The negation turns a negative into a positive and a positive into a negative, so we can handle changes of direction in either direction here. We also do likewise in the vertical plane with the top and bottom walls, the dy and y positional values.
Do all of this every 20-ms and you get the effect of a ball (or many balls) bouncing around the frame.
Balls to Spitfires
First, we generate the cloud using Paint.net and its cloud render function. We create a 1,024 x 768-pixel image using that render option (‘Effects > Render > Cloud’) and run it through the Sepia filter (‘Adjustments > Sepia’) to create our background.
We’ve also created a stylised top-down view of a Spitfire fighter plane from another image, turned it into a .png image with a transparent background and brought that in as an Image object called ‘spit’.
The Ball class is still there, but now represents the position and movement of a Spitfire image object.
Run that code and you’ll see several Spitfire planes now bouncing around the panel on a sepia cloud. Two very different looks, but the source codes are substantially the same.
Load up the JPong.java project and run it. Essentially, you have a paddle that moves right and left, but instead of having to beat an opponent, your job is to just stop five balls from hitting the bottom wall.
For every ball you get back in the air, you score one point; for every ball you let past, you lose a point.
The addition to this project is the Paddle class. Again, the paddle is just another object with parameters and movement, ripe for modelling as a class. To move the paddle, you use the keyboard right and left arrow keys and to monitor these keys, we add in a KeyListener object.
It monitors the keyboard, so that when a key is pressed, we know which key it is, and based on that, we either add or subtract the dx rate of movement parameter to the paddle’s x position (paddle.x) and update the position on the screen.
The collision detection here is determined by whether each ball comes in contact with the paddle on the ball’s downward movement (we check for this to ensure we don’t incorrectly detect balls having just bounced off the bottom wall).
When a collision is detected, the score parameter stored as part of the Paddle object is incremented if the ball bounces off the paddle and decremented if it’s off the back wall.
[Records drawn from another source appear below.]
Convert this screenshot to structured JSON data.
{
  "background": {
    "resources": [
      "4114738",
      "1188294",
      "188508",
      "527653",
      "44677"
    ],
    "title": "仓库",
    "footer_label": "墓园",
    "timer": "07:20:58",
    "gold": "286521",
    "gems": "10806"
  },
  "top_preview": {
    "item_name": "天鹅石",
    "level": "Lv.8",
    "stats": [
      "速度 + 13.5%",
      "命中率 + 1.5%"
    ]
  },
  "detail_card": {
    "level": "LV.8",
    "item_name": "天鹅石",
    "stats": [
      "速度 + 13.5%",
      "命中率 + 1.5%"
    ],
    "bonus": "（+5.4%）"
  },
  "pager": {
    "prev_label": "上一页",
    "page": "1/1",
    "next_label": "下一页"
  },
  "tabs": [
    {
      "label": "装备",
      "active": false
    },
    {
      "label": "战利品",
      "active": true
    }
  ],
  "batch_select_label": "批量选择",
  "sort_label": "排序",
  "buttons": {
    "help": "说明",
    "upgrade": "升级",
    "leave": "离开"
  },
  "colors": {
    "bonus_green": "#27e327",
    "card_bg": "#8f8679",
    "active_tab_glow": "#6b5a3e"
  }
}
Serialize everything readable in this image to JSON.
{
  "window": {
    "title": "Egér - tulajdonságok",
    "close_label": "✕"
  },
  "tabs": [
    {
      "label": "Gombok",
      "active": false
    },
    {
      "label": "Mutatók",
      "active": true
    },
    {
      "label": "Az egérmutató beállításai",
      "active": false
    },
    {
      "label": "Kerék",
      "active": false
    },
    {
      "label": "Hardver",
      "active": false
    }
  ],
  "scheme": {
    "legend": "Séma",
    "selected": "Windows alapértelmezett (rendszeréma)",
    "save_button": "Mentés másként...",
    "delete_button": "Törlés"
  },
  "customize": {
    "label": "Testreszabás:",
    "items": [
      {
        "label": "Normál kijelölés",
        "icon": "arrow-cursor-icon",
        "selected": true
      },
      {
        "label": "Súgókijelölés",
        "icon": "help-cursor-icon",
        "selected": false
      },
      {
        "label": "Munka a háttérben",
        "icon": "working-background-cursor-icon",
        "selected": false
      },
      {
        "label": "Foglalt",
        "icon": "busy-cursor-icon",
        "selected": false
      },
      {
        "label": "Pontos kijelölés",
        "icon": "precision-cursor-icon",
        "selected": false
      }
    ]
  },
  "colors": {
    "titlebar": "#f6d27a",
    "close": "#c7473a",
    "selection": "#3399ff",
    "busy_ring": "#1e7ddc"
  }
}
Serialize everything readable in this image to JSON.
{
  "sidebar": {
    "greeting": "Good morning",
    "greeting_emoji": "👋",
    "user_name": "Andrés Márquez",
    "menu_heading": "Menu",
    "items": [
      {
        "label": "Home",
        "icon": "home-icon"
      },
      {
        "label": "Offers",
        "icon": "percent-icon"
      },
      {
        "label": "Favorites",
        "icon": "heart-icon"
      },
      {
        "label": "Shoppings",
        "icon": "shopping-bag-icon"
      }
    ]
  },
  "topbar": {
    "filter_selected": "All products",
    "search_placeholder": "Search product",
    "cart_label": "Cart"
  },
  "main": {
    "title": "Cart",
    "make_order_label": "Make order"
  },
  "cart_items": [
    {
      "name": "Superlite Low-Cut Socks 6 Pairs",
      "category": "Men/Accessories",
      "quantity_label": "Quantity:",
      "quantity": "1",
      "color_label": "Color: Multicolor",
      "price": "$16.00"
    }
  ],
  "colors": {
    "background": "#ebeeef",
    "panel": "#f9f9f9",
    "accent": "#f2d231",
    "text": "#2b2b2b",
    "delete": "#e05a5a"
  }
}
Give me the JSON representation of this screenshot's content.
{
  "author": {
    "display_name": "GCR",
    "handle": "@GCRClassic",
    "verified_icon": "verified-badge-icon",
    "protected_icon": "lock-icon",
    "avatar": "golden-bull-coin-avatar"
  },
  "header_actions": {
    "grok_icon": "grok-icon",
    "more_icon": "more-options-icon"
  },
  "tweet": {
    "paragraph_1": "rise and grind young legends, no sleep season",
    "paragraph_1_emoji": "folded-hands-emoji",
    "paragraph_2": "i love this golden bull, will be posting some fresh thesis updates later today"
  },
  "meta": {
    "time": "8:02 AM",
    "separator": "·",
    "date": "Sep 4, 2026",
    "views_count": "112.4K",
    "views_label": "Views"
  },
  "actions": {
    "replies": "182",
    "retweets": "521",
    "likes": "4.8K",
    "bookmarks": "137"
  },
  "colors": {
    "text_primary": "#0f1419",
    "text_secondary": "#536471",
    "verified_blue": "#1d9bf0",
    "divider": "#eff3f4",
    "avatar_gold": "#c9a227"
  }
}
That score is then displayed on the screen using the g.drawString statement in the Map class.
The basis of the detection is we start with the ball’s current x and y position and compare that to the same of the paddle. If the ball position matches the paddle position, a collision is deemed to have occurred. It’s simple and crude, but it works.
More maths and physics
We’re not about to insult serious game developers and suggest you can start coding blockbuster games by simply reading one article – at best, all we’ve done is scratch the lacquer covering the paint over the primer on top of the surface that is games development.
Even with 2D gaming, there are plenty of other things to learn, from sprites to threads to frame buffering to multi-object impulse-momentum collision resolution.
If you still have it on your phone or tablet, play the first episode again, but this time, look at the interaction between the birds and the building components, and also how those components interact with each other.
This interaction was created using a free physics engine called Box2D (box2d.org). Like many high-performance games, Box2D uses C++ to obtain maximum performance.
Thankfully, you don’t have to go that far to start writing your own basic Java games – even with just the little we’ve done here in the three projects, you’ve got enough kit to start playing around and writing simple games of your own.